Acadia.Thanks for the laughs. I don’t receive too many marketing emails and most go straight to the junk file. So, changing the subject, I thought I’d send you some ill considered web addresses I’ve spotted over the years. Feel free to share. By the way, I live and work in Perth, Western Australia so some of these examples might be a bit obscure but still funny. I hope you don’y get offended easily.

Poorly thought out website names

All of these are legitimate companies or organisations that didn’t spend quite enough time considering how their online URLs might appear … and be misread.

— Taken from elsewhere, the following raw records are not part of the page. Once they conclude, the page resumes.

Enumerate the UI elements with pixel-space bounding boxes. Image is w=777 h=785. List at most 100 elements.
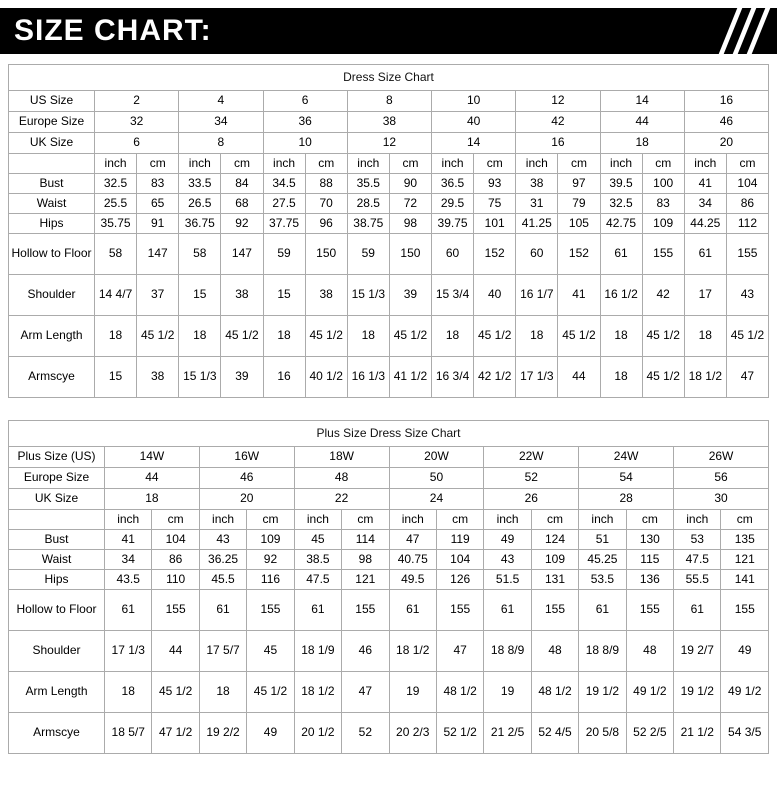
value-cell: 18 1/2 — [683, 356, 727, 398]
banner-title: SIZE CHART: — [14, 14, 212, 47]
value-cell: 48 — [530, 630, 580, 672]
value-cell: 115 — [625, 549, 675, 570]
size-cell: 42 — [515, 111, 601, 133]
value-cell: 155 — [435, 589, 485, 631]
row-label: Shoulder — [8, 630, 105, 672]
value-cell: 19 2/2 — [198, 712, 248, 754]
value-cell: 91 — [136, 213, 180, 234]
size-cell: 20 — [198, 488, 295, 510]
row-label: Hips — [8, 213, 95, 234]
value-cell: 141 — [720, 569, 769, 590]
size-cell: 10 — [430, 90, 517, 112]
unit-cell: inch — [599, 153, 643, 174]
value-cell: 98 — [388, 213, 433, 234]
row-label: Hollow to Floor — [8, 233, 95, 275]
size-cell: 50 — [388, 467, 485, 489]
value-cell: 36.5 — [430, 173, 475, 194]
value-cell: 61 — [103, 589, 153, 631]
value-cell: 17 1/3 — [515, 356, 559, 398]
row-label: Plus Size (US) — [8, 446, 105, 468]
value-cell: 47 — [725, 356, 770, 398]
value-cell: 20 1/2 — [293, 712, 343, 754]
value-cell: 42 — [641, 274, 685, 316]
value-cell: 16 1/7 — [515, 274, 559, 316]
value-cell: 16 1/3 — [346, 356, 390, 398]
unit-cell: inch — [178, 153, 222, 174]
unit-cell: cm — [246, 509, 295, 530]
row-label: UK Size — [8, 488, 105, 510]
chart-title: Dress Size Chart — [8, 64, 769, 91]
row-label: Arm Length — [8, 315, 95, 357]
value-cell: 136 — [625, 569, 675, 590]
value-cell: 86 — [151, 549, 200, 570]
unit-cell: inch — [515, 153, 559, 174]
value-cell: 25.5 — [93, 193, 138, 214]
value-cell: 37 — [136, 274, 180, 316]
value-cell: 33.5 — [178, 173, 222, 194]
value-cell: 109 — [246, 529, 295, 550]
value-cell: 75 — [473, 193, 517, 214]
size-cell: 32 — [93, 111, 180, 133]
value-cell: 39 — [220, 356, 264, 398]
value-cell: 45 1/2 — [641, 315, 685, 357]
row-label: Europe Size — [8, 111, 95, 133]
value-cell: 119 — [435, 529, 485, 550]
value-cell: 104 — [151, 529, 200, 550]
value-cell: 18 — [103, 671, 153, 713]
value-cell: 65 — [136, 193, 180, 214]
value-cell: 47.5 — [673, 549, 722, 570]
value-cell: 150 — [388, 233, 433, 275]
value-cell: 48 1/2 — [530, 671, 580, 713]
value-cell: 155 — [625, 589, 675, 631]
unit-cell: inch — [578, 509, 627, 530]
size-cell: 52 — [483, 467, 580, 489]
value-cell: 18 — [430, 315, 475, 357]
size-cell: 20W — [388, 446, 485, 468]
value-cell: 38.75 — [346, 213, 390, 234]
value-cell: 49 — [483, 529, 532, 550]
value-cell: 39 — [388, 274, 433, 316]
value-cell: 126 — [435, 569, 485, 590]
size-cell: 12 — [346, 132, 433, 154]
unit-cell: cm — [725, 153, 770, 174]
value-cell: 93 — [473, 173, 517, 194]
value-cell: 155 — [151, 589, 200, 631]
unit-cell: inch — [346, 153, 390, 174]
value-cell: 41.25 — [515, 213, 559, 234]
size-cell: 8 — [346, 90, 433, 112]
value-cell: 27.5 — [262, 193, 306, 214]
value-cell: 61 — [673, 589, 722, 631]
value-cell: 49 — [720, 630, 769, 672]
value-cell: 47.5 — [293, 569, 343, 590]
value-cell: 79 — [557, 193, 601, 214]
value-cell: 52 1/2 — [435, 712, 485, 754]
value-cell: 16 3/4 — [430, 356, 475, 398]
value-cell: 53 — [673, 529, 722, 550]
value-cell: 155 — [530, 589, 580, 631]
value-cell: 88 — [304, 173, 348, 194]
chart-title: Plus Size Dress Size Chart — [8, 420, 769, 447]
size-cell: 24 — [388, 488, 485, 510]
value-cell: 155 — [341, 589, 390, 631]
value-cell: 45 1/2 — [725, 315, 770, 357]
unit-spacer-cell — [8, 153, 95, 174]
value-cell: 86 — [725, 193, 770, 214]
value-cell: 45 1/2 — [136, 315, 180, 357]
unit-cell: cm — [473, 153, 517, 174]
value-cell: 51 — [578, 529, 627, 550]
size-cell: 14W — [104, 446, 200, 468]
row-label: Europe Size — [8, 467, 105, 489]
value-cell: 18 — [93, 315, 138, 357]
row-label: Waist — [8, 193, 95, 214]
value-cell: 49 — [246, 712, 295, 754]
value-cell: 36.75 — [178, 213, 222, 234]
value-cell: 104 — [435, 549, 485, 570]
value-cell: 47 — [388, 529, 437, 550]
value-cell: 44 — [557, 356, 601, 398]
value-cell: 47 — [435, 630, 485, 672]
value-cell: 45 1/2 — [151, 671, 200, 713]
unit-cell: cm — [530, 509, 580, 530]
value-cell: 19 — [388, 671, 437, 713]
value-cell: 49 1/2 — [625, 671, 675, 713]
value-cell: 18 8/9 — [483, 630, 532, 672]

1. ‘Who Represents?’ is where you can find the name of which agent represents which celebrity. Their website is

http://www.whorepresents.com

2. ‘Experts Exchange’ is a knowledge base where programmers can
exchange advice and views at

http://www.expertsexchange.com

3. Looking for a pen? Look no further than ‘Pen Island’ at
http://www.penisland.net

4. Need a therapist? Try ‘Therapist Finder’ at

http://www.therapistfinder.com

5.The there’s the ‘Italian Power Generator’ company. It obviously promotes the notion of the ‘Italian stallion’ with

http://www.powergenitalia.com

6. And don’t forget the ‘Mole Station Native Nursery’ in New South
Wales. It might inadvertently attract a paedophile or two with

http://www.molestationnursery.com

7. If you’re looking for IP solutions – or somewhere to relieve yourself – there’s always
http://www.ipanywhere.com

8. The ‘First Coming Methodist Church’ website is registered as

http://www.comingfirst.com

9. And the designers at ‘Speed of Art’ are waiting for you to break wind in your budgie smugglers at their wacky website

http://www.speedofart.com

10. Finally, the Australian National University Students’ Union decided to hold a conference. All the details could be found on

http://www.anusuc.com.au

So, when you devise your Internet address, please write it down and study it carefully before you commit it to the worldwide web!

Acadia, these are fabulous! Fun to read – at times hard to believe they were actually really sent – and great, quick tips for how NOT to write a subject line. Thanks for sharing!